5. Regularly Update Content

Keep your website content fresh and relevant by regularly updating news, articles, events, and resources. On the membership side, this not only keeps members engaged but also improves your website’s search engine ranking, making it easier for potential members and other stakeholders to find your association online. For public outreach, this also ensures the media is aware of your position on current issues and what research you are working on. By regularly adding and updating content, you will ensure repeated engagement with the website.

Example of an Events News Section Design for a National Association Website

A blog, news or events section are easy to populate sections of the website. Use topics that your members or stakeholders would find appealing and useful. Football Canada’s website is a good example of this.

6. Optimize for Each Device

With more users accessing websites through mobile devices, it’s essential to ensure your website is optimized for smartphones and tablets. We suggest employing a responsive design that adapts to different screen sizes and has mobile-friendly navigation to provide a seamless browsing experience.

An example of responsive website design for a national association

A responsive website design should work across all device resolutions, such as The Mining Industry Human Resources Council’s website in this example.

7. Integrate a Resources Hub

Often users of the website want to dive deeper into certain topics. Sometimes it doesn’t make sense to include certain levels of information directly in the website content, and that’s where a resources section can come in handy. These can house resource types such as white papers, presentations, case studies, documents, videos or external links. These can also then be easily shared on social media platforms.

An example of a national association's website resource hub

IMC’s resource section is a good example of an easy-to-use archive of all resources available on the website.

The resource section should provide tools for the users to easily find the topics they want to find out more about, such as filters and sort-by dropdowns. It is also possible to create gated content within the resources section – this means encouraging users to sign up in order to gain access to certain resources.

8. Encourage Calls-to-Action

Clearly defined calls-to-action (CTAs) guide users towards specific actions, such as joining the association, registering for events, or signing up for newsletters. These actions will be determined by the goals you have for the website, and that is something that should be developed in the website planning stages. We always encourage the use of prominent and enticing CTAs throughout your website to boost member acquisition and public engagement.

An example of a call to action at the bottom of a national association website

The Fisheries Council of Canada website utilizes something we call a “Final CTA” – this means the user has got to the bottom of the website, and we want to prompt them to take action. By providing various CTAs once they’ve engaged with the content ensures the potential for further engagement.

9. Utilize Compelling Visuals

High-quality visuals, such as images, videos, and infographics, can enhance your website’s appeal and effectively convey your association’s message. We insist on using visual elements strategically to break up text-heavy pages, illustrate key points, and create a visually appealing and dynamic user experience. We encourage this practice especially on homepages and main pillar pages of the website. Once we get to the third or fourth level of the website, we can rely on more in depth text content as the user is likely to be interested in the subject given they have come so far.
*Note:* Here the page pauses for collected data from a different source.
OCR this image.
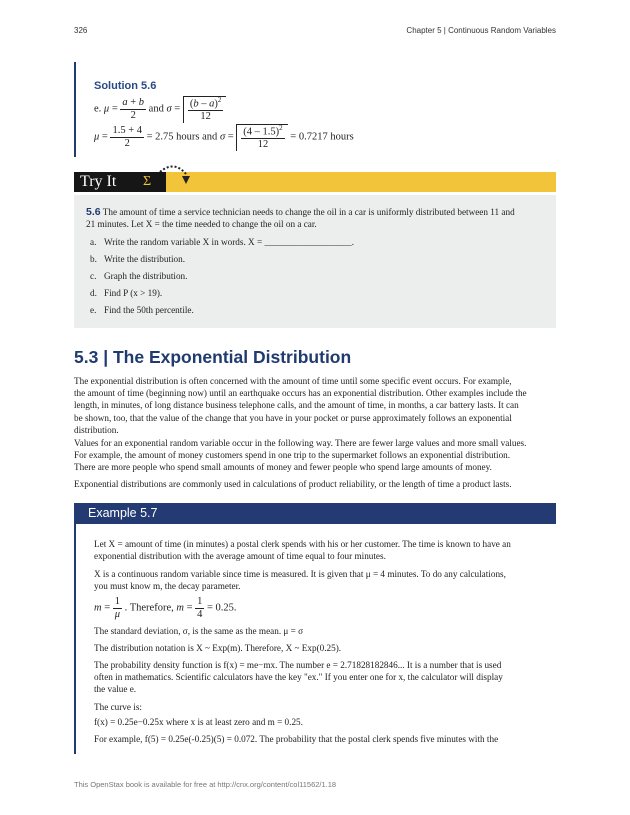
326	Chapter 5 | Continuous Random Variables
Solution 5.6
e. $\mu = \frac{a + b}{2}$ and $\sigma = \frac{(b - a)^2}{12}$
$\mu = \frac{1.5 + 4}{2} = 2.75$ hours and $\sigma = \frac{(4 - 1.5)^2}{12} = 0.7217$ hours
Try It Σ
5.6 The amount of time a service technician needs to change the oil in a car is uniformly distributed between 11 and
21 minutes. Let X = the time needed to change the oil on a car.
a. Write the random variable X in words. X = ___________________.
b. Write the distribution.
c. Graph the distribution.
d. Find P (x > 19).
e. Find the 50th percentile.
5.3 | The Exponential Distribution
The exponential distribution is often concerned with the amount of time until some specific event occurs. For example,
the amount of time (beginning now) until an earthquake occurs has an exponential distribution. Other examples include the
length, in minutes, of long distance business telephone calls, and the amount of time, in months, a car battery lasts. It can
be shown, too, that the value of the change that you have in your pocket or purse approximately follows an exponential
distribution.
Values for an exponential random variable occur in the following way. There are fewer large values and more small values.
For example, the amount of money customers spend in one trip to the supermarket follows an exponential distribution.
There are more people who spend small amounts of money and fewer people who spend large amounts of money.
Exponential distributions are commonly used in calculations of product reliability, or the length of time a product lasts.
Example 5.7
Let X = amount of time (in minutes) a postal clerk spends with his or her customer. The time is known to have an
exponential distribution with the average amount of time equal to four minutes.
X is a continuous random variable since time is measured. It is given that μ = 4 minutes. To do any calculations,
you must know m, the decay parameter.
$m = \frac{1}{\mu}$ . Therefore, $m = \frac{1}{4} = 0.25$.
The standard deviation, σ, is the same as the mean. μ = σ
The distribution notation is X ~ Exp(m). Therefore, X ~ Exp(0.25).
The probability density function is f(x) = me−mx. The number e = 2.71828182846... It is a number that is used
often in mathematics. Scientific calculators have the key "ex." If you enter one for x, the calculator will display
the value e.
The curve is:
f(x) = 0.25e−0.25x where x is at least zero and m = 0.25.
For example, f(5) = 0.25e(-0.25)(5) = 0.072. The probability that the postal clerk spends five minutes with the
This OpenStax book is available for free at http://cnx.org/content/col11562/1.18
An example of an infographic for a national non-profit

We developed this infographic for the homepage of the Fairtrade Canada website. Its visual appeal means users are more likely to read the statistics and delve into the website further.
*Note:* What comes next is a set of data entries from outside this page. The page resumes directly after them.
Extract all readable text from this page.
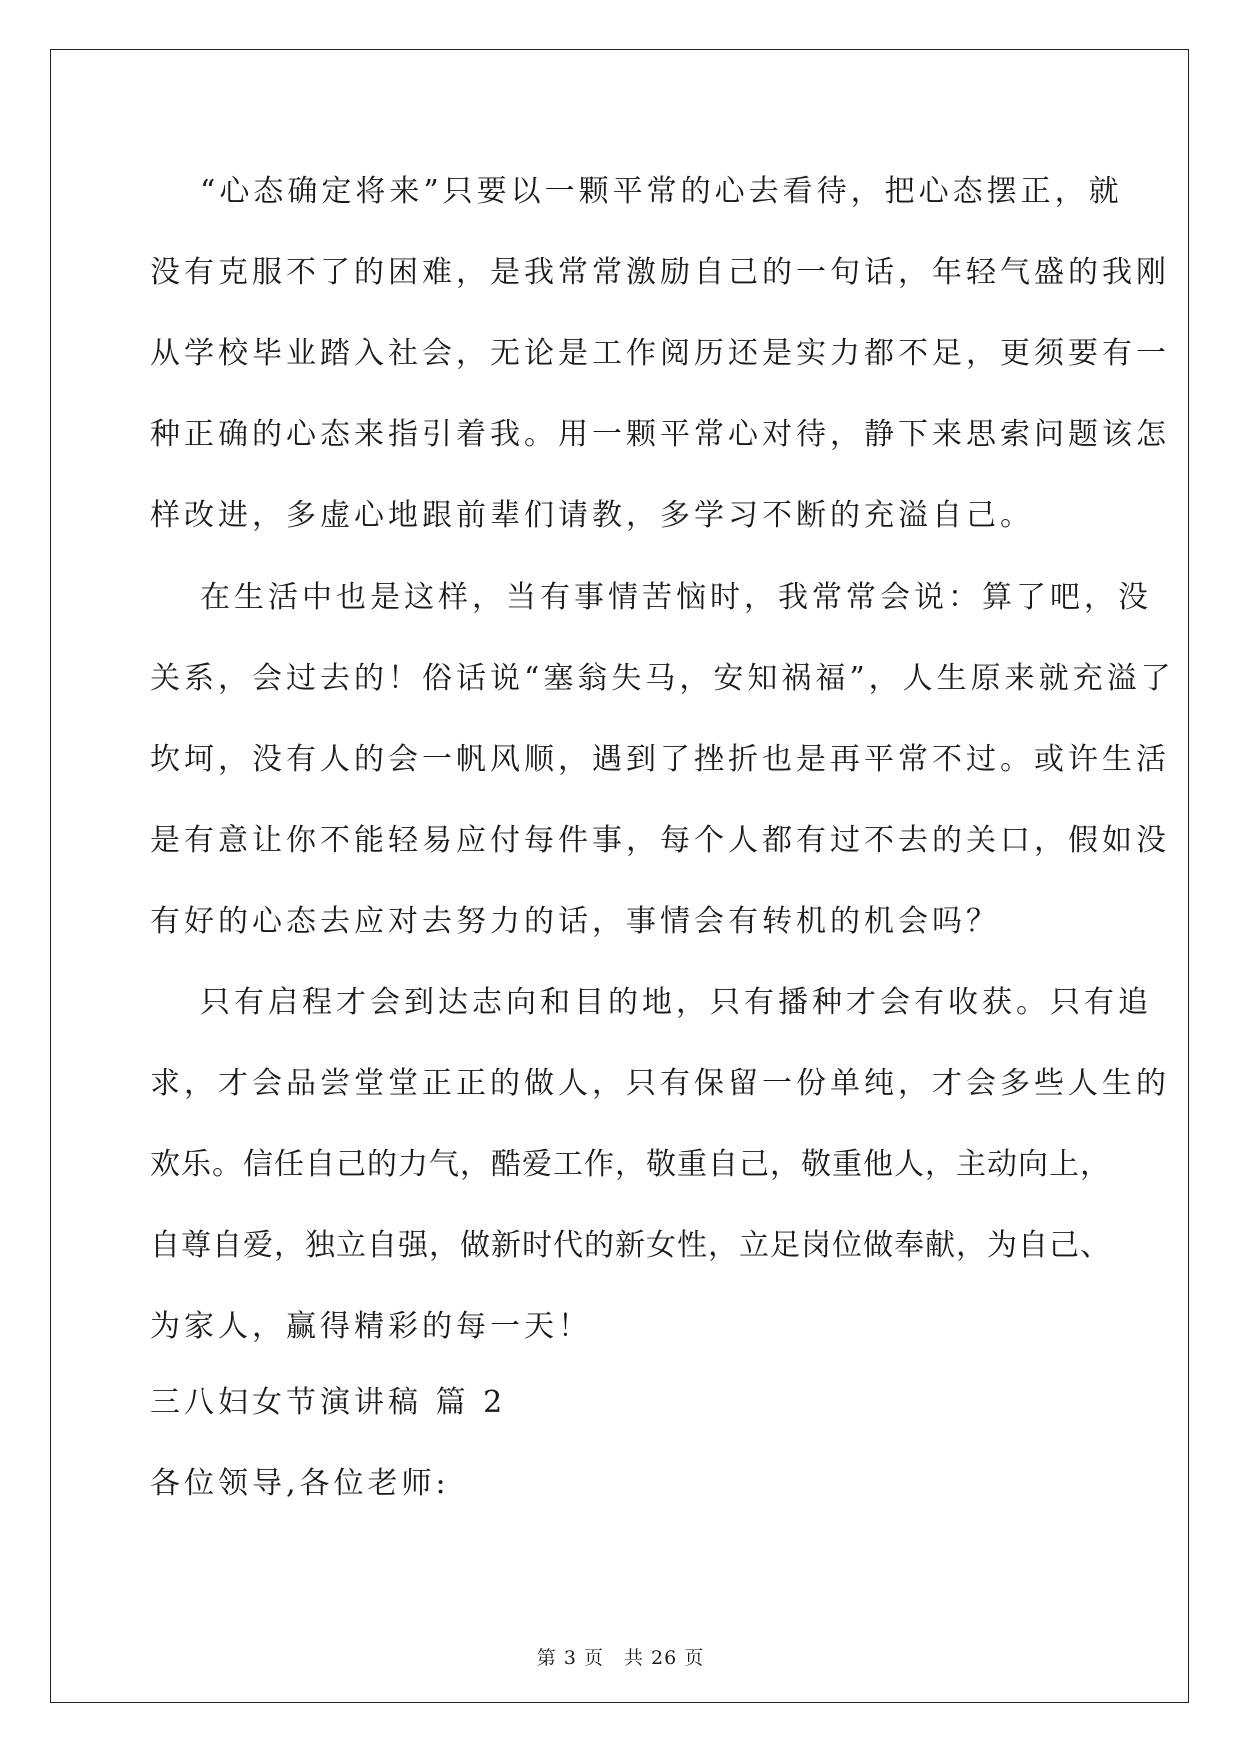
“心态确定将来”只要以一颗平常的心去看待，把心态摆正，就
没有克服不了的困难，是我常常激励自己的一句话，年轻气盛的我刚
从学校毕业踏入社会，无论是工作阅历还是实力都不足，更须要有一
种正确的心态来指引着我。用一颗平常心对待，静下来思索问题该怎
样改进，多虚心地跟前辈们请教，多学习不断的充溢自己。
在生活中也是这样，当有事情苦恼时，我常常会说：算了吧，没
关系，会过去的！俗话说“塞翁失马，安知祸福”，人生原来就充溢了
坎坷，没有人的会一帆风顺，遇到了挫折也是再平常不过。或许生活
是有意让你不能轻易应付每件事，每个人都有过不去的关口，假如没
有好的心态去应对去努力的话，事情会有转机的机会吗？
只有启程才会到达志向和目的地，只有播种才会有收获。只有追
求，才会品尝堂堂正正的做人，只有保留一份单纯，才会多些人生的
欢乐。信任自己的力气，酷爱工作，敬重自己，敬重他人，主动向上，
自尊自爱，独立自强，做新时代的新女性，立足岗位做奉献，为自己、
为家人，赢得精彩的每一天！
三八妇女节演讲稿 篇 2
各位领导,各位老师:
第 3 页　共 26 页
10. Measure and Analyze Performance

Regularly track and analyze your website’s performance to identify areas for improvement. Use tools like Google Analytics to gather insights on user behavior, traffic sources, and popular content. By monitoring and adjusting your website based on data-driven insights, you can continuously optimize the user experience and better serve your members. If you don’t have the time to track these sorts of metrics, you can always employ an agency to do it on your behalf.

A google analytics user on a laptop

In order to make future decisions about your website, it is important to have real data to weigh the potential impact they may have. Check out our article on website design and user behaviour for more information on this topic.
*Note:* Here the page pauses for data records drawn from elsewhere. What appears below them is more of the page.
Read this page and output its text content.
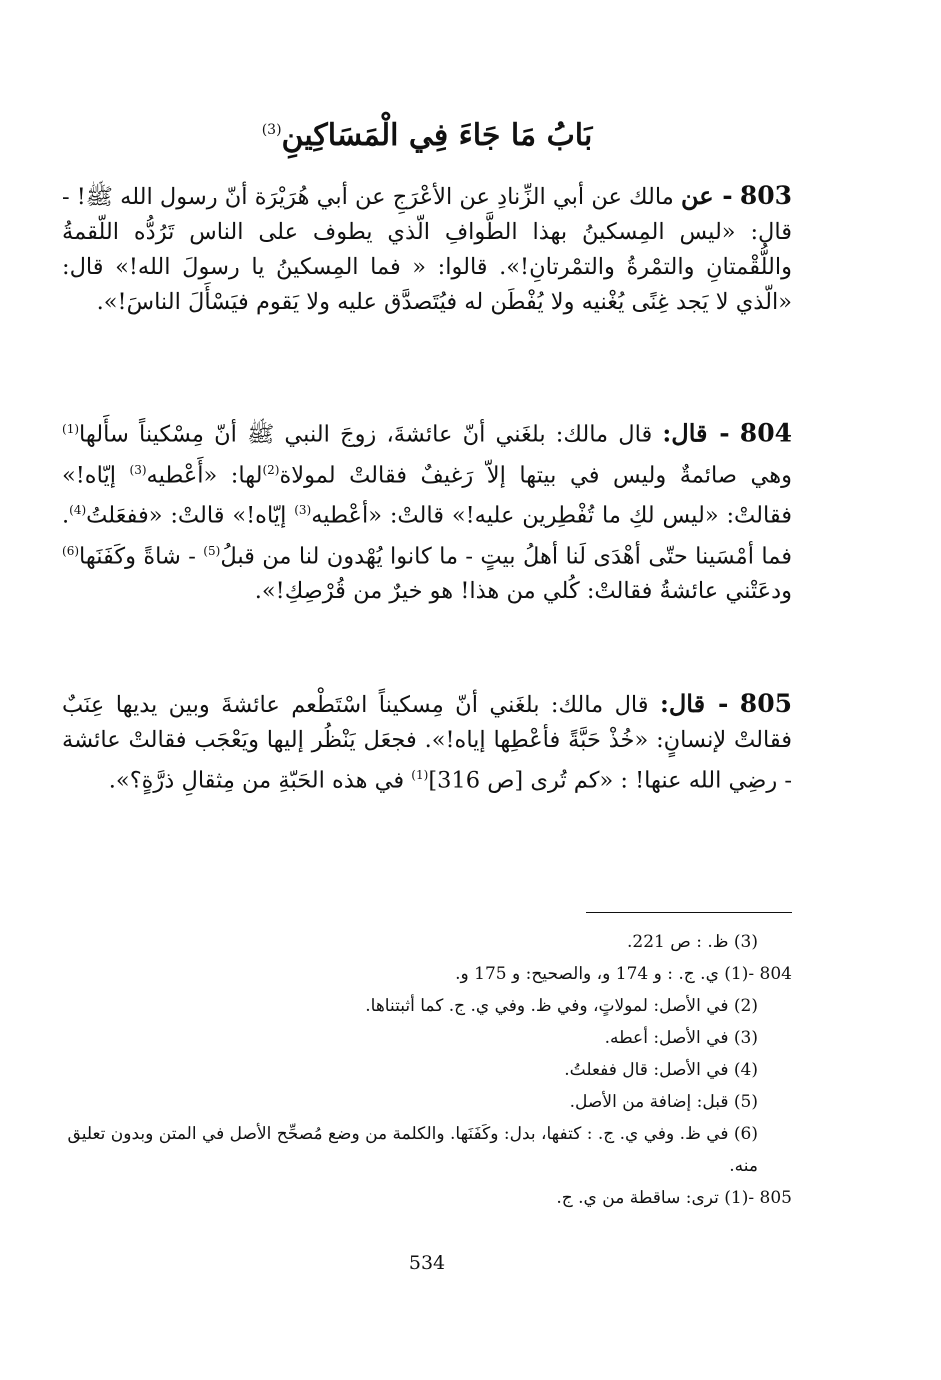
بَابُ مَا جَاءَ فِي الْمَسَاكِينِ$^{(3)}$
803 - عن مالك عن أبي الزِّنادِ عن الأعْرَجِ عن أبي هُرَيْرَة أنّ رسول الله ﷺ! - قال: «ليس المِسكينُ بهذا الطَّوافِ الّذي يطوف على الناس تَرُدُّه اللّقمةُ واللُّقْمتانِ والتمْرةُ والتمْرتانِ!». قالوا: « فما المِسكينُ يا رسولَ الله!» قال: «الّذي لا يَجد غِنًى يُغْنيه ولا يُفْطَن له فيُتَصدَّق عليه ولا يَقوم فيَسْأَلَ الناسَ!».
804 - قال: قال مالك: بلغَني أنّ عائشةَ، زوجَ النبي ﷺ أنّ مِسْكيناً سأَلها$^{(1)}$ وهي صائمةٌ وليس في بيتها إلاّ رَغيفٌ فقالتْ لمولاة$^{(2)}$لها: «أَعْطيه$^{(3)}$ إيّاه!» فقالتْ: «ليس لكِ ما تُفْطِرين عليه!» قالتْ: «أعْطيه$^{(3)}$ إيّاه!» قالتْ: «ففعَلتُ$^{(4)}$. فما أمْسَينا حتّى أهْدَى لَنا أهلُ بيتٍ - ما كانوا يُهْدون لنا من قبلُ$^{(5)}$ - شاةً وكَفَنَها$^{(6)}$ ودعَتْني عائشةُ فقالتْ: كُلي من هذا! هو خيرٌ من قُرْصِكِ!».
805 - قال: قال مالك: بلغَني أنّ مِسكيناً اسْتَطْعم عائشةَ وبين يديها عِنَبٌ فقالتْ لإنسانٍ: «خُذْ حَبَّةً فأعْطِها إياه!». فجعَل يَنْظُر إليها ويَعْجَب فقالتْ عائشة - رضِي الله عنها! : «كم تُرى [ص 316]$^{(1)}$ في هذه الحَبّةِ من مِثقالِ ذرَّةٍ؟».
(3) ظ. : ص 221.
804 -
(1) ي. ج. : و 174 و، والصحيح: و 175 و.
(2) في الأصل: لمولاتٍ، وفي ظ. وفي ي. ج. كما أثبتناها.
(3) في الأصل: أعطه.
(4) في الأصل: قال ففعلتُ.
(5) قبل: إضافة من الأصل.
(6) في ظ. وفي ي. ج. : كتفها، بدل: وكَفَنَها. والكلمة من وضع مُصحِّح الأصل في المتن وبدون تعليق منه.
805 -
(1) ترى: ساقطة من ي. ج.
534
A well-designed and user-friendly website is vital for national associations to effectively serve their members, reach stakeholders and ultimately achieve their goals. By following these 10 web design best practices, you can create a powerful online presence that not only fosters member engagement, but promotes your association’s mission. Remember, a successful website is one that evolves with your organization and its members – always be open to refining your approach and embracing new opportunities for growth.